У него перед глазами стояла картина: сегодняшнее утро, и вот Шона наносит капельку духов на это место. И было почему-то крайне важно получить этому подтверждение. Он хотел, чтобы эти разрозненные образы, обрывки фантазий – ожили. И не важно, что произошло между ними.
Она кивнула.
– А куда еще?
Она качнула головой: ему придется самому найти эти места.
Он медленно спустил корсаж с ее плеч. Как же соблазнительно и развратно она выглядит: пышная грудь так и рвется на волю из клетки корсета. Он взялся за ее юбку – на ней было столько застежек, что он едва не потерпел поражение. Но Гордон твердо вознамерился на достигнутом не останавливаться и настоял на своем. Пальцы не слушались, сердце бешено стучало в груди.
Гордон спустил с Шоны юбки и кринолин на пол – сейчас было не до аккуратности – и, просто обхватив ее за талию, поднял и поставил чуть в стороне от вороха одежды.
Поцелуй. Ему нужен поцелуй. Прямо сейчас.
Он притянул ее к себе и погрузился в поцелуй, как в омут. Чернота перед закрытыми глазами вспыхивала яркими взрывами.

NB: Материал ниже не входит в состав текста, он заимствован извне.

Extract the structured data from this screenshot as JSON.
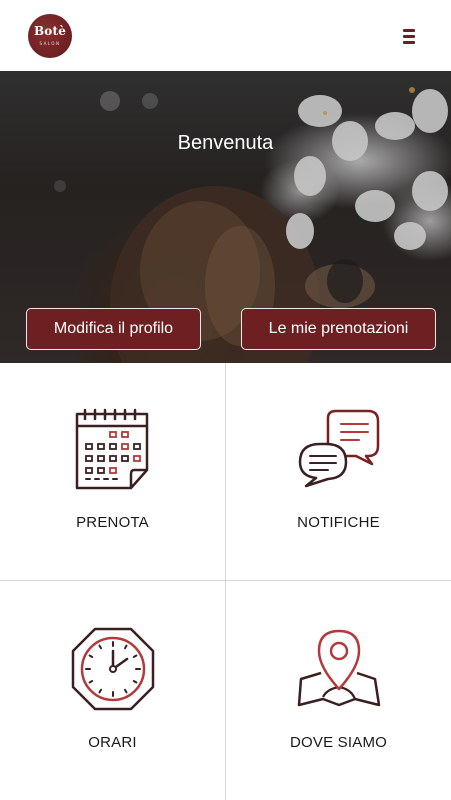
{
  "header": {
    "logo_text": "Botè",
    "logo_subtext": "SALON",
    "menu_icon": "hamburger-menu-icon",
    "accent_color": "#6e1f22"
  },
  "hero": {
    "title": "Benvenuta",
    "buttons": {
      "edit_profile": "Modifica il profilo",
      "my_bookings": "Le mie prenotazioni"
    }
  },
  "tiles": [
    {
      "label": "PRENOTA",
      "icon": "calendar-icon"
    },
    {
      "label": "NOTIFICHE",
      "icon": "chat-bubbles-icon"
    },
    {
      "label": "ORARI",
      "icon": "clock-icon"
    },
    {
      "label": "DOVE SIAMO",
      "icon": "map-pin-icon"
    }
  ]
}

– Я назову ее «Шона», – пробормотал он ей в губы.
Она посмотрела на него затуманенным взглядом:
– Что?
– Я про свою взрывчатку. Я назову ее «Шона».
Шона улыбнулась.
Гордон прижался лбом к ее лбу.
– Ты действуешь на меня точно так же, – тихо проговорил он.
Ох, не следует ему быть таким откровенным.
Он не дал ей ничего сказать в ответ – снова поцеловал в губы, одновременно расшнуровывая корсет. Он жаждал видеть ее нагой, податливой, объятой страстью – и лежащей на его кровати.